Background Knowledge
Deep Belief Neural Networks
- Composed of unsupervised networks like Restricted Boltzmann
Machines (RBMs)
- RBMs are two layer networks, each layer is trained and then its weights are freezed
- Output from one RBM layer is input to the next
Denoising AutoEncoders
- Trained to predict original uncorrupted data (will receive corruppted data)
- classic example is noising MINST data
Generating signatures for malware files
- Run each malware file in a sandbox and obtain the log file
- Parse the log and convert it into a binary bit string (1-gram) -> this is input to the neural network
- Train a DAE by training one layer at a time
- Test to see how well signatures represent malware using a supervised classification technique
-
When getting the 1-grams, remove the logs that appear in every single file (does not reveal any new information)
-
Select the top 200,000 unigrams
-
For the DAE, noise is added, and then provided to the model as input -> noise here represents any variations to the malware files
-
1800 malware files (1200 for train, 600 for test), Kaspersky was used for ground truth labels
-
30 unique signatures were generated for these files
-
Trained SVM and KNN leading to pretty good accuracy; a Neural Network was also trained for the classification leading to an event greater accuracy
Discussion
-
Where in the pipeline would we put this?
- Since we need to make use of dynamic analysis here, this would be placed at the end of the pipeline, just after the malware detector
- likely would be utilized for files that are not scored with high confidence as malware since it is VERY expensive to run dynamic analysis compared to static analysis
-
Why not use signatures for both static features and dynamic features?

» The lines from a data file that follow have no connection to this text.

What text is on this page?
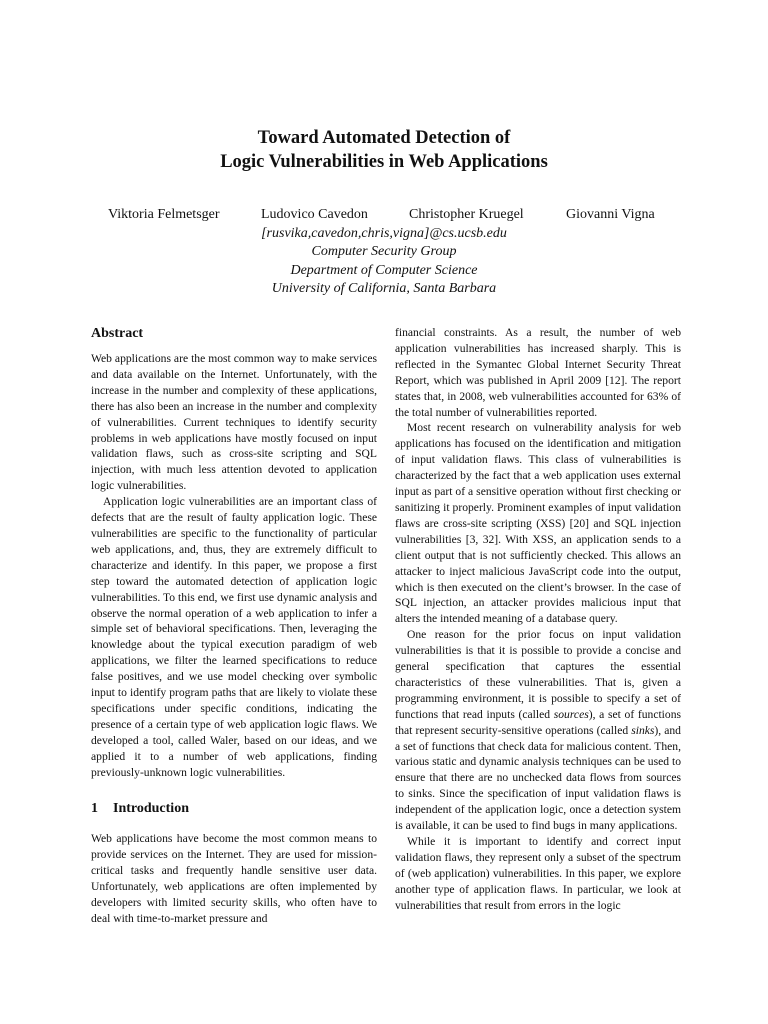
Toward Automated Detection of
Logic Vulnerabilities in Web Applications
Viktoria Felmetsger	Ludovico Cavedon	Christopher Kruegel	Giovanni Vigna
[rusvika,cavedon,chris,vigna]@cs.ucsb.edu
Computer Security Group
Department of Computer Science
University of California, Santa Barbara
Abstract

Web applications are the most common way to make services and data available on the Internet. Unfortunately, with the increase in the number and complexity of these applications, there has also been an increase in the number and complexity of vulnerabilities. Current techniques to identify security problems in web applications have mostly focused on input validation flaws, such as cross-site scripting and SQL injection, with much less attention devoted to application logic vulnerabilities.

Application logic vulnerabilities are an important class of defects that are the result of faulty application logic. These vulnerabilities are specific to the functionality of particular web applications, and, thus, they are extremely difficult to characterize and identify. In this paper, we propose a first step toward the automated detection of application logic vulnerabilities. To this end, we first use dynamic analysis and observe the normal operation of a web application to infer a simple set of behavioral specifications. Then, leveraging the knowledge about the typical execution paradigm of web applications, we filter the learned specifications to reduce false positives, and we use model checking over symbolic input to identify program paths that are likely to violate these specifications under specific conditions, indicating the presence of a certain type of web application logic flaws. We developed a tool, called Waler, based on our ideas, and we applied it to a number of web applications, finding previously-unknown logic vulnerabilities.

1 Introduction

Web applications have become the most common means to provide services on the Internet. They are used for mission-critical tasks and frequently handle sensitive user data. Unfortunately, web applications are often implemented by developers with limited security skills, who often have to deal with time-to-market pressure and

financial constraints. As a result, the number of web application vulnerabilities has increased sharply. This is reflected in the Symantec Global Internet Security Threat Report, which was published in April 2009 [12]. The report states that, in 2008, web vulnerabilities accounted for 63% of the total number of vulnerabilities reported.

Most recent research on vulnerability analysis for web applications has focused on the identification and mitigation of input validation flaws. This class of vulnerabilities is characterized by the fact that a web application uses external input as part of a sensitive operation without first checking or sanitizing it properly. Prominent examples of input validation flaws are cross-site scripting (XSS) [20] and SQL injection vulnerabilities [3, 32]. With XSS, an application sends to a client output that is not sufficiently checked. This allows an attacker to inject malicious JavaScript code into the output, which is then executed on the client’s browser. In the case of SQL injection, an attacker provides malicious input that alters the intended meaning of a database query.

One reason for the prior focus on input validation vulnerabilities is that it is possible to provide a concise and general specification that captures the essential characteristics of these vulnerabilities. That is, given a programming environment, it is possible to specify a set of functions that read inputs (called sources), a set of functions that represent security-sensitive operations (called sinks), and a set of functions that check data for malicious content. Then, various static and dynamic analysis techniques can be used to ensure that there are no unchecked data flows from sources to sinks. Since the specification of input validation flaws is independent of the application logic, once a detection system is available, it can be used to find bugs in many applications.

While it is important to identify and correct input validation flaws, they represent only a subset of the spectrum of (web application) vulnerabilities. In this paper, we explore another type of application flaws. In particular, we look at vulnerabilities that result from errors in the logic
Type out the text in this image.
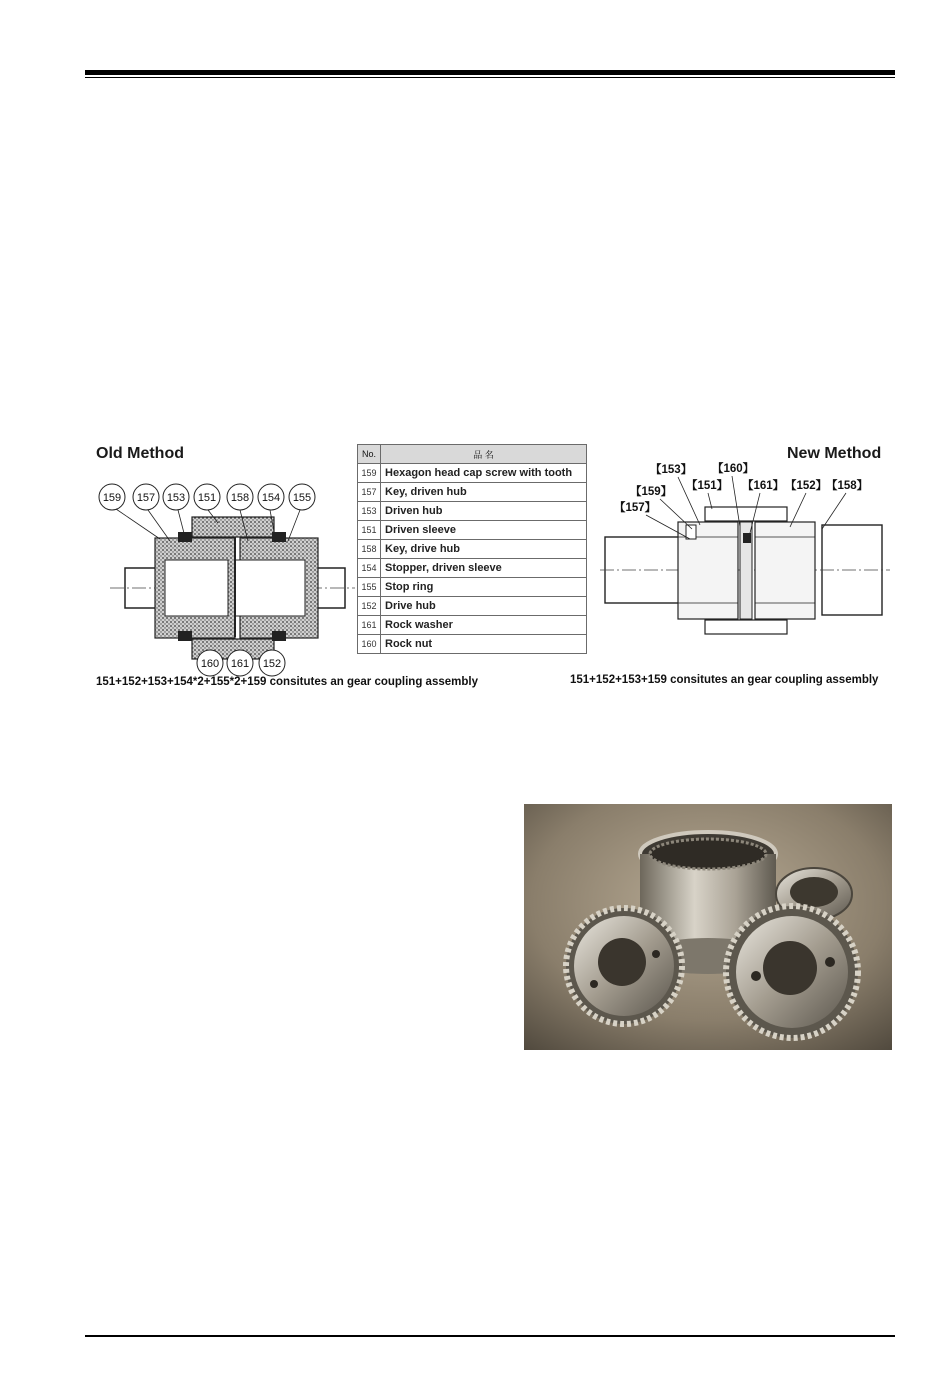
Old Method	New Method
159 157 153 151 158 154 155
160 161 152
No.	品 名
159	Hexagon head cap screw with tooth
157	Key, driven hub
153	Driven hub
151	Driven sleeve
158	Key, drive hub
154	Stopper, driven sleeve
155	Stop ring
152	Drive hub
161	Rock washer
160	Rock nut
【153】 【160】
【159】 【151】 【161】 【152】
【158】
【157】
151+152+153+154*2+155*2+159 consitutes an gear coupling assembly	151+152+153+159 consitutes an gear coupling assembly
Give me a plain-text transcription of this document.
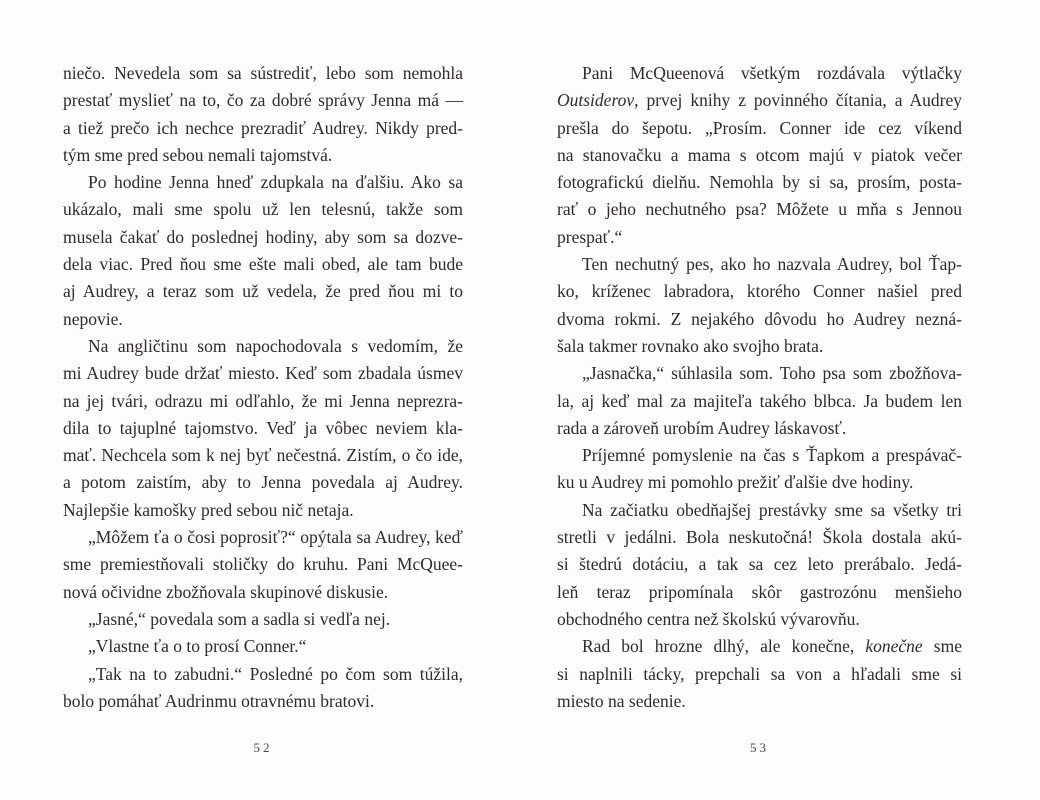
niečo. Nevedela som sa sústrediť, lebo som nemohla
prestať myslieť na to, čo za dobré správy Jenna má —
a tiež prečo ich nechce prezradiť Audrey. Nikdy pred-
tým sme pred sebou nemali tajomstvá.
Po hodine Jenna hneď zdupkala na ďalšiu. Ako sa
ukázalo, mali sme spolu už len telesnú, takže som
musela čakať do poslednej hodiny, aby som sa dozve-
dela viac. Pred ňou sme ešte mali obed, ale tam bude
aj Audrey, a teraz som už vedela, že pred ňou mi to
nepovie.
Na angličtinu som napochodovala s vedomím, že
mi Audrey bude držať miesto. Keď som zbadala úsmev
na jej tvári, odrazu mi odľahlo, že mi Jenna neprezra-
dila to tajuplné tajomstvo. Veď ja vôbec neviem kla-
mať. Nechcela som k nej byť nečestná. Zistím, o čo ide,
a potom zaistím, aby to Jenna povedala aj Audrey.
Najlepšie kamošky pred sebou nič netaja.
„Môžem ťa o čosi poprosiť?“ opýtala sa Audrey, keď
sme premiestňovali stoličky do kruhu. Pani McQuee-
nová očividne zbožňovala skupinové diskusie.
„Jasné,“ povedala som a sadla si vedľa nej.
„Vlastne ťa o to prosí Conner.“
„Tak na to zabudni.“ Posledné po čom som túžila,
bolo pomáhať Audrinmu otravnému bratovi.
Pani McQueenová všetkým rozdávala výtlačky
Outsiderov, prvej knihy z povinného čítania, a Audrey
prešla do šepotu. „Prosím. Conner ide cez víkend
na stanovačku a mama s otcom majú v piatok večer
fotografickú dielňu. Nemohla by si sa, prosím, posta-
rať o jeho nechutného psa? Môžete u mňa s Jennou
prespať.“
Ten nechutný pes, ako ho nazvala Audrey, bol Ťap-
ko, kríženec labradora, ktorého Conner našiel pred
dvoma rokmi. Z nejakého dôvodu ho Audrey nezná-
šala takmer rovnako ako svojho brata.
„Jasnačka,“ súhlasila som. Toho psa som zbožňova-
la, aj keď mal za majiteľa takého blbca. Ja budem len
rada a zároveň urobím Audrey láskavosť.
Príjemné pomyslenie na čas s Ťapkom a prespávač-
ku u Audrey mi pomohlo prežiť ďalšie dve hodiny.
Na začiatku obedňajšej prestávky sme sa všetky tri
stretli v jedálni. Bola neskutočná! Škola dostala akú-
si štedrú dotáciu, a tak sa cez leto prerábalo. Jedá-
leň teraz pripomínala skôr gastrozónu menšieho
obchodného centra než školskú vývarovňu.
Rad bol hrozne dlhý, ale konečne, konečne sme
si naplnili tácky, prepchali sa von a hľadali sme si
miesto na sedenie.
52	53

- Dynamic analysis shows you what is actually happening when you execute a file - obviously you will not be running this on a user's machine
-
Is this approach about generalization?
- NO, you are intentionally biasing the dataset (they kept the dataset fairly small here!) so you can identify specific malware!
- There are many different malware families, each have their own behaviors
-
There are SOME generalization made here. For example the
C:\\
path will change from system to system, in some systems it will beD:\\
, etc. -
Unigrams are able to capture small variations
-
Why use this approach? Pipeline is utilized to generalized, and then you go fine grained if required. Can use this as an oracle for drift detection
-
What will happen if there is a new class of malware introduced?
- Probably not detected using a machine learning model -> can be classified as unknown class of malware or goodware
- Analyst will need to confirm the new class of malwares
- Typically will use outlier detection to catch new classes
-
What has greater level of drift, new variations or new classes?
- there is greater level of concept drift with new variations of malware files
- it is much more simpler to create static drift then dynamic drift, since at the end of the day behaviors of new variants have the same behavior when ran dynamically; statically the way it is presented can be different
-
How can we fool a dynamic analysis approach?
- Include many malware variants in one file so fool the system, such that it is unable to classify a specific malware class, or it provides one label where there can be many
- mix in malware in between goodware functions
- have distributed malwares
-
What is the difference between YARA rules and the approach proposed in this paper?
- YARA makes use of static analysis, this paper uses dyanamic analysis to create signatures
- YARA rules are limited to a specific variant, whereas dynamic is very broad
-
ML can be applied to things which are changing often
-
signatures can be used for API functions